Wednesday, 1 August 2012

reviews: why?, the crooked fiddle band, urusen

Why? - Sod in the Seed EP (****)

While still keen on Eskimo Snow’s more sedate direction, it’s a thrill to hear Why?’s Yoni Wolf in full flow for Sod in the Seed’s title track. Their first new material in almost three years, it’s a vibrant showcase for his sharp wordplay, so verbosely enmeshed that it’s impossible to quote from without spoiling the effect.

Musically, the trio continue to eschew conventions, pioneering some peculiar but rewarding genre syntheses across the EP’s tight duration: For Someone is a woozy blend of xylophone, recorder and bongos; Probable Cause a minute of calypso presets; Shag Carpet a sort of liturgical hip-hop, and so on.

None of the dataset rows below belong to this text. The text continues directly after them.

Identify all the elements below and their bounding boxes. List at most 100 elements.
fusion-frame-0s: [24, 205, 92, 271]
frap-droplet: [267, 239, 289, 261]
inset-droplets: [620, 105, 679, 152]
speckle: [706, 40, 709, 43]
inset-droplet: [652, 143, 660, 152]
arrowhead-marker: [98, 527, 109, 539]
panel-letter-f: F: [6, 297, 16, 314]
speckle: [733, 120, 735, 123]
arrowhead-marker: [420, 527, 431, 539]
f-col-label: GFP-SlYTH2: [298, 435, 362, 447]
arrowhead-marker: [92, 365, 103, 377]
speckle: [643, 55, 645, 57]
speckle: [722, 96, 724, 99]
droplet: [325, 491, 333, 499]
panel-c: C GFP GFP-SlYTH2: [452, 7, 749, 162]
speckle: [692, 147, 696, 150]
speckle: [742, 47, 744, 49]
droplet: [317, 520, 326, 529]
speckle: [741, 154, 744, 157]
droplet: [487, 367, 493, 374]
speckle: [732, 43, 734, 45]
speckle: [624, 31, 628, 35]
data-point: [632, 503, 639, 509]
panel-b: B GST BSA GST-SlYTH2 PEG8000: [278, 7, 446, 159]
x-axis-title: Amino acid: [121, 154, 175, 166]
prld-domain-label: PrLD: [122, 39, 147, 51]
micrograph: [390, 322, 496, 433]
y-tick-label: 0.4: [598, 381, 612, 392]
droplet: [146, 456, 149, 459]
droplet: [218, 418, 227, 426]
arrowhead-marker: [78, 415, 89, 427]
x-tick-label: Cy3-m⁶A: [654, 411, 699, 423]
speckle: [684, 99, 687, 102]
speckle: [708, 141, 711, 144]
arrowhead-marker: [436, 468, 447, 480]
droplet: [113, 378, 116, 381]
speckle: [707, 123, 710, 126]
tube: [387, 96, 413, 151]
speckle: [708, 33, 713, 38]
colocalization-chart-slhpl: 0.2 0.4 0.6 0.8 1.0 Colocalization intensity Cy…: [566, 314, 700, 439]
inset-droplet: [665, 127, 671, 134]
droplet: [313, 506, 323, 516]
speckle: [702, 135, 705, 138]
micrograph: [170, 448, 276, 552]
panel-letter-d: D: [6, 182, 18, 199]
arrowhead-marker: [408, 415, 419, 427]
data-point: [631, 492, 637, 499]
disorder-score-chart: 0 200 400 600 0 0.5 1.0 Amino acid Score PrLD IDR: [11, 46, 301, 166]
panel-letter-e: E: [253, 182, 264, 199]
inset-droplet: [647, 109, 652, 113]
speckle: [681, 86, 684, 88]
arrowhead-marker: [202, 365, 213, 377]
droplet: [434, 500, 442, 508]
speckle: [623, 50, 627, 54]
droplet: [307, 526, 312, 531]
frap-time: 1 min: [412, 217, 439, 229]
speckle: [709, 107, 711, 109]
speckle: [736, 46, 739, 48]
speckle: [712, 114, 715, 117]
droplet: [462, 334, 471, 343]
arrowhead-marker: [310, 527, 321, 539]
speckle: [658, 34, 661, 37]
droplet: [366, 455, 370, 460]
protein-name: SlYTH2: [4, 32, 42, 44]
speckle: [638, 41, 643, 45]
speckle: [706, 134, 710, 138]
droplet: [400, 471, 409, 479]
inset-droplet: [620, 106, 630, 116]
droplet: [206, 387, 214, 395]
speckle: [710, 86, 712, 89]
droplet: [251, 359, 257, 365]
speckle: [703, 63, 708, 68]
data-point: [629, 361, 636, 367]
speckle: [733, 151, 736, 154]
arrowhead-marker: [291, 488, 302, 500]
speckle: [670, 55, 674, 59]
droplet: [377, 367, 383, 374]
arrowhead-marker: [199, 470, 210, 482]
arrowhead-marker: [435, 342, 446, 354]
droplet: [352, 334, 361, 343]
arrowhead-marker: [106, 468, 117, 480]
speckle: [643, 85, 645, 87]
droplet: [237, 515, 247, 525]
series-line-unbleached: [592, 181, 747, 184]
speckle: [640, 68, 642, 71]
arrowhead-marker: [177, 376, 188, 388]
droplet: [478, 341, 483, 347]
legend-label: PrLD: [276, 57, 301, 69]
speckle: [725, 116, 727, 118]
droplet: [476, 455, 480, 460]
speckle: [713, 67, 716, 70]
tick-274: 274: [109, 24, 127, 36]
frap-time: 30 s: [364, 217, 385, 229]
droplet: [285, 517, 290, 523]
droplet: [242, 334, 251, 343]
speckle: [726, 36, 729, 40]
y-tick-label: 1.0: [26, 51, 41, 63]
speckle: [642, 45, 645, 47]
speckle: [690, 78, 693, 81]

A superb return that’s both familiar and exotic, the only real complaint is that a full album remains months away.

Out 13th August

The Crooked Fiddle Band - Overgrown Tales (****)

With titles inspired by sixteenth century serial killers, Coppélia and Tolkien, The Crooked Fiddle Band stay true to their third album’s title, tapping into a rich storytelling seam despite the largely instrumental nature of their music. Recorded last year with Steve Albini, Overgrown Tales sounds global and timeless, its roll call of instruments (including tapan, bouzouki and nyckelharpa) indicating the scope of their influences.

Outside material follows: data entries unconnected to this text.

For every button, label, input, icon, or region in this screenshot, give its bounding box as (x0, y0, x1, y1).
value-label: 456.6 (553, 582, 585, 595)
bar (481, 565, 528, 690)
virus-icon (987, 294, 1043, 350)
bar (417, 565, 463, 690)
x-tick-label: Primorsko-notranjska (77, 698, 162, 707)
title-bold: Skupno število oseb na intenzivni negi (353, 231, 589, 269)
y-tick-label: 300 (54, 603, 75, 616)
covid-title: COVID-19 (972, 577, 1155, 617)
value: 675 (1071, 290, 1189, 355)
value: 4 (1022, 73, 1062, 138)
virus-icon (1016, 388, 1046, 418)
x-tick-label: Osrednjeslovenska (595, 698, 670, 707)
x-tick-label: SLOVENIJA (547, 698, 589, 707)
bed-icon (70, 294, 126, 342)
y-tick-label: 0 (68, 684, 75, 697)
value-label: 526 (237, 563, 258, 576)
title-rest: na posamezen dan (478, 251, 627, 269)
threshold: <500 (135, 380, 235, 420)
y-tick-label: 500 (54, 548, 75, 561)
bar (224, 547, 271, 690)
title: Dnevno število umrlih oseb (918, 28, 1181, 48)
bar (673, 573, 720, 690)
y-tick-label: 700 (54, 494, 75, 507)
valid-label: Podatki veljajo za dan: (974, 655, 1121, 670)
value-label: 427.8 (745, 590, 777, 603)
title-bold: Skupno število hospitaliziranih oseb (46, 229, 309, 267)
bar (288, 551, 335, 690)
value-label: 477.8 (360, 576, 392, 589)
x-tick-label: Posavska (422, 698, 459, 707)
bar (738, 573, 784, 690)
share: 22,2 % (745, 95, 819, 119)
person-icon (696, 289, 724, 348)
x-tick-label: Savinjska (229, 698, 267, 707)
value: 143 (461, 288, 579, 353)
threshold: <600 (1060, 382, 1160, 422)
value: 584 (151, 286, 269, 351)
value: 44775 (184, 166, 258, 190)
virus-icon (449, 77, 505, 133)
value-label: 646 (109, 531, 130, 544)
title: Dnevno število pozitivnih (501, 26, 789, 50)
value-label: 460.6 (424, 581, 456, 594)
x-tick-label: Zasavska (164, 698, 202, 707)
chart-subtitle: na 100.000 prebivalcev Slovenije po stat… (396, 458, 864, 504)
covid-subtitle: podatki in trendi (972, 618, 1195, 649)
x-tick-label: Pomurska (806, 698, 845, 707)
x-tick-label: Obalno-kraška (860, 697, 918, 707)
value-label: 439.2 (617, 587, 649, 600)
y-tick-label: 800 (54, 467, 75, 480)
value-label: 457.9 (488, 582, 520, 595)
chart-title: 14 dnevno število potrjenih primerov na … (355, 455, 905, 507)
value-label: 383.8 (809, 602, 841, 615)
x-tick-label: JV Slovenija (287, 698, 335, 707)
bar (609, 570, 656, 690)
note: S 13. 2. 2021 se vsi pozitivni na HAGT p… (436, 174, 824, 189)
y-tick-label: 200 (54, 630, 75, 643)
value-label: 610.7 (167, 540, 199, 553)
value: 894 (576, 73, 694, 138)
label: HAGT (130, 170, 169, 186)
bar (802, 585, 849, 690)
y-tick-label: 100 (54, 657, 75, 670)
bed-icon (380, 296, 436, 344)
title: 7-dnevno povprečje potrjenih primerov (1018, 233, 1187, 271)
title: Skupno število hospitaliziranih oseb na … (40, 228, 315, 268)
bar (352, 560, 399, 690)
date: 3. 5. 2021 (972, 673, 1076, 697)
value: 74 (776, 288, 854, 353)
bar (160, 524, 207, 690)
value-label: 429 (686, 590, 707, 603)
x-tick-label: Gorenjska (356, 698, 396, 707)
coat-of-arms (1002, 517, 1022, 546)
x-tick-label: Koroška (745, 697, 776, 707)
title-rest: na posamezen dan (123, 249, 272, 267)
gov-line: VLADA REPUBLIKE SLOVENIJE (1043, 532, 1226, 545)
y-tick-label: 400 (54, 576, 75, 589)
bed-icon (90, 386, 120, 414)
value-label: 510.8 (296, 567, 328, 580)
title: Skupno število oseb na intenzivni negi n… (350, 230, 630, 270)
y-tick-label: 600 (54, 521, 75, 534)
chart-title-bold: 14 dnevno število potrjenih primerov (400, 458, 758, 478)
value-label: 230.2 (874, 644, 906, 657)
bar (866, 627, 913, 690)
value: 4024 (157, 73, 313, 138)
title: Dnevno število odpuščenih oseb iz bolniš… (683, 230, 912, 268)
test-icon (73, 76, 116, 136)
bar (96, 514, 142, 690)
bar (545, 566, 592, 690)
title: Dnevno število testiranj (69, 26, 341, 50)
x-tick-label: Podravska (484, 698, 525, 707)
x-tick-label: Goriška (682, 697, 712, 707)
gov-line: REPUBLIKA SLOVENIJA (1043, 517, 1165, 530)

Albini’s characteristically hands-off anti-production initially seems an ill-fit for such nuanced music, but as exhaustingly-paced tracks like All These Pitchforks Make Me Nervous tumble from the speakers, the match makes sense: to apply a greater degree of studio sheen would muffle one of their most pronounced qualities, namely their frenetic dynamism. This is comfortably the Sydney quartet’s most ambitious release to date, with the relentless fiddle riffs of The Mountain Hag’s Advice sitting closer to heavy metal than folk, and What the Thunder Said delivering an appropriately epic finale.

Out 6th August

Urusen - This is Where We Meet (***)

Urusen have been gigging and recording for almost a decade now, never quite catching a wave of support big enough to bring them widespread recognition, but cultivating a reputation for likeable, robust folk-pop fayre regardless. Consistency isn’t a particularly sexy quality in bands, but the slow-road taken to …Where We Meet has its benefits, imbuing their songwriting with an appealing integrity.

There’s a refreshing lack of pretence to tracks like upbeat lead single In Search of the Delta, or the gently lilting Fifty & 9, which together represent the twin poles of Urusen’s sound – not particularly diverse, but nicely complimentary. Peter Bleatty’s lyrics are another tick in the right column, his storytelling offering just the right amount of mystery. But the same qualities that make their music easy to appreciate also ultimately hinders their route to something greater – settling on pleasant, and so falling shy of a record with a more lasting impact.